Ainsi, nous avions dans nos programmes de cours très chargés (13 et 14 matières à la 1ere et 2e année) de la littérature russe, québécoise, africaine incluant tous les pays francophones et anglophones et même lusophones, ainsi que de la linguistique (tronc commun), le Mooré et le Jula.

Nous avons assisté aux balbutiements de l’institutionnalisation de la littérature burkinabè avec ce colloque international de grande envergure tenu au sein même de notre mythique amphi 1.

Nous aimions débattre et l’année de Licence nous en donna plus l’occasion car nous avancions vers chacune de nos spécialisations respectives, le nombre de cours généraux avait diminué et le programme se centrant davantage sur nos options préférentielles.
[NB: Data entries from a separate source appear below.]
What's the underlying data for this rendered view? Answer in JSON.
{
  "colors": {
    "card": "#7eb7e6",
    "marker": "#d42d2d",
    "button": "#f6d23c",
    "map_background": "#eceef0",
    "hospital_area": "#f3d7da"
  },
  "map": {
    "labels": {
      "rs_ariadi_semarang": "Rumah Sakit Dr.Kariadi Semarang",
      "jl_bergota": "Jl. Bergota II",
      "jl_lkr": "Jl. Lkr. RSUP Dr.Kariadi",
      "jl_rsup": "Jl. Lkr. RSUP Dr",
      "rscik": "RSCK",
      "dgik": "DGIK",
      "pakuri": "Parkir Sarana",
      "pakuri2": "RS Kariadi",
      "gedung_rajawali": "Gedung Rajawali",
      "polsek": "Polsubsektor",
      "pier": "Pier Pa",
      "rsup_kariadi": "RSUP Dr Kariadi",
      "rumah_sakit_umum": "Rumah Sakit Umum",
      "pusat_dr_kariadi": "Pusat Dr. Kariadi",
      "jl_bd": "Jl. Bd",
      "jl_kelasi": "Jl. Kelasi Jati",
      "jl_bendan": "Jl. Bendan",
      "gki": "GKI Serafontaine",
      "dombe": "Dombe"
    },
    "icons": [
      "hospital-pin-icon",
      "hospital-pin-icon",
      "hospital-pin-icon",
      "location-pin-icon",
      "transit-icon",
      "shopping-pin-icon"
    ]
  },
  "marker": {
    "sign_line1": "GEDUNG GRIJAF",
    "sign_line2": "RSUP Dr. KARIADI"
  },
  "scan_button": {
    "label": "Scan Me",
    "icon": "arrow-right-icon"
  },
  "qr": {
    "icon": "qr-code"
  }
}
Dans cette ambiance bon enfant mais très studieuse, nous aimions taquiner nos profs qui étaient un peu nos tontons et koros. Pas de femme prof encore dans ce corps enseignants de Lettres, ce qui m’avait toujours intriguée, soit dit en passant.

Ainsi, nous avions surnommé chacun d’eux. Je ne vais pas tous vous les énumérer car certains n’étaient vraiment pas sympa ; je le reconnais comme par exemple ‘’le toqué’’ ou ‘’le toquard’’. Vous ne saurez jamais donc qui nous appelions ainsi. Rires.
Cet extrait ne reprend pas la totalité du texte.